In 1995 Jose participated in a portfolio organized by fellow Pilsen muralist Hector Duarte. (Portfolios gather together prints by multiple artists on a common theme, with each participant getting a full set, and with at least one set reserved for exhibition.)
This portfolio honored the 100th birthday of Mexican painter David Alfaro Siqueiros and a visit to Chicago by renowned Siqueiros scholar Alberto Hijar. Jose began to organize his own portfolios in the early 2000s, starting with one on the theme of “Cantinas and Honky-Tonks.”
In 2014 Jose organized what proved to be his last portfolio. Entitled “From Where We Stand, We See No Borders,” it included 20 prints by as many artists around the theme of borders and immigration. It was shown twice in Chicago that year.
In May, Israel Hernandez organized a retrospective of Jose’s prints at Prospectus Art Gallery in Pilsen. In a review of the show for In These Times, reporter Kari Lydersen described the crowd of viewers at the opening—almost all had been touched by Jose’s prints or tours. She highlighted how Jose’s prints placed the local struggles of regular people in a larger global context, and how they conveyed a confidence in human dignity and “ebullience.”
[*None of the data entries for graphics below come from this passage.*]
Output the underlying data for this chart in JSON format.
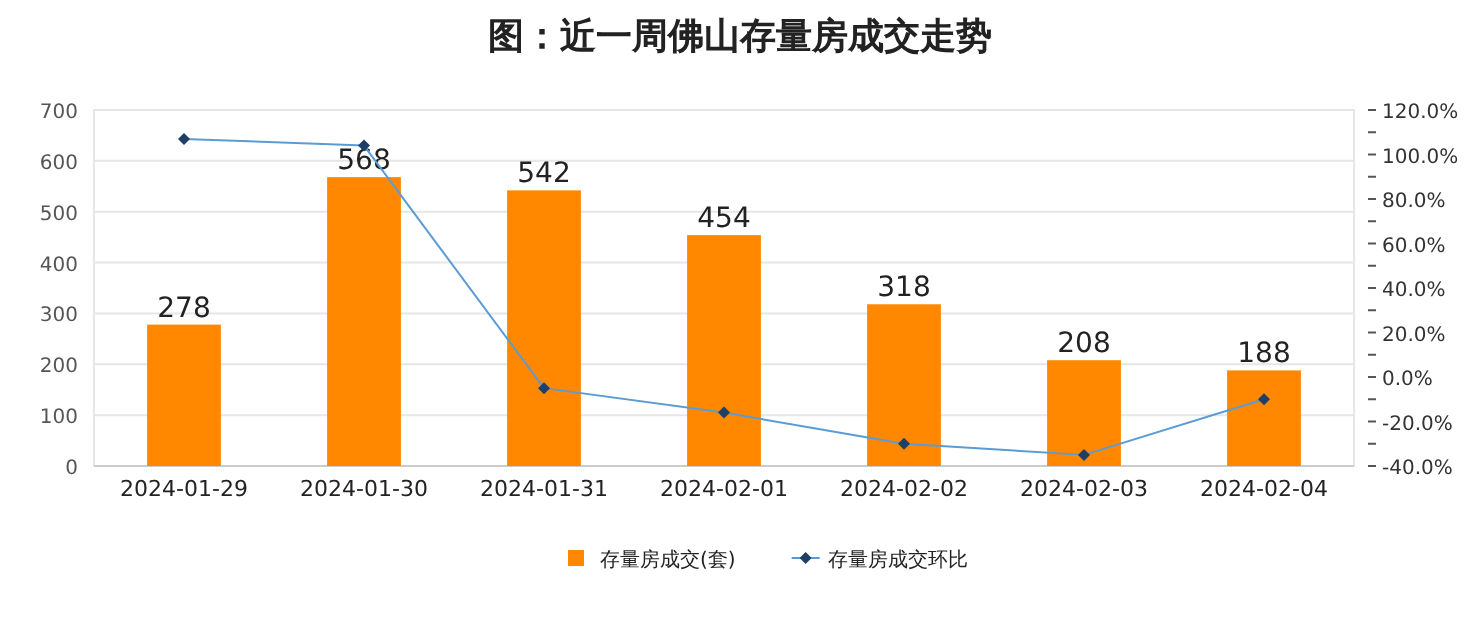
{
  "chart_data": {
    "type": "bar",
    "title": "图：近一周佛山存量房成交走势",
    "categories": [
      "2024-01-29",
      "2024-01-30",
      "2024-01-31",
      "2024-02-01",
      "2024-02-02",
      "2024-02-03",
      "2024-02-04"
    ],
    "series": [
      {
        "name": "存量房成交(套)",
        "color": "#ff8800",
        "values": [
          278,
          568,
          542,
          454,
          318,
          208,
          188
        ],
        "data_labels": true
      },
      {
        "name": "存量房成交环比",
        "type": "line",
        "axis": "y2",
        "color": "#5b9bd5",
        "marker": "diamond",
        "values": [
          107,
          104,
          -5,
          -16,
          -30,
          -35,
          -10
        ]
      }
    ],
    "ylim": [
      0,
      700
    ],
    "yticks": [
      0,
      100,
      200,
      300,
      400,
      500,
      600,
      700
    ],
    "y2lim": [
      -40,
      120
    ],
    "y2ticks": [
      {
        "value": -40,
        "label": "-40.0%"
      },
      {
        "value": -30,
        "label": null
      },
      {
        "value": -20,
        "label": "-20.0%"
      },
      {
        "value": -10,
        "label": null
      },
      {
        "value": 0,
        "label": "0.0%"
      },
      {
        "value": 10,
        "label": null
      },
      {
        "value": 20,
        "label": "20.0%"
      },
      {
        "value": 30,
        "label": null
      },
      {
        "value": 40,
        "label": "40.0%"
      },
      {
        "value": 50,
        "label": null
      },
      {
        "value": 60,
        "label": "60.0%"
      },
      {
        "value": 70,
        "label": null
      },
      {
        "value": 80,
        "label": "80.0%"
      },
      {
        "value": 90,
        "label": null
      },
      {
        "value": 100,
        "label": "100.0%"
      },
      {
        "value": 110,
        "label": null
      },
      {
        "value": 120,
        "label": "120.0%"
      }
    ],
    "grid": "y",
    "legend": "bottom"
  }
}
That last word, ebullience, points to one of the unusual touchstones of Guerrero’s character: “While Guerrero’s politics are bold and radical, his demeanor is soft-spoken and full of mischievous, sometimes endearing corny humor,” Lydersen wrote. Jose was “brave, funny, humble, generous, brilliantly talented,” she added.
Jose was a fully political artist; none of his work could be said to be only personal. He presented ordinary people in their quotidian comedy and heroism. His work commented on both Chicago and world events, but always with the human presence. He was unique, and he is already missed.
Jose Guerrero is survived by Margaret Guerrero, his wife of 52 years. A commemoration is planned for later in the year. John Pitman Weber is a muralist, printmaker, and founder of the Chicago Public Art Group.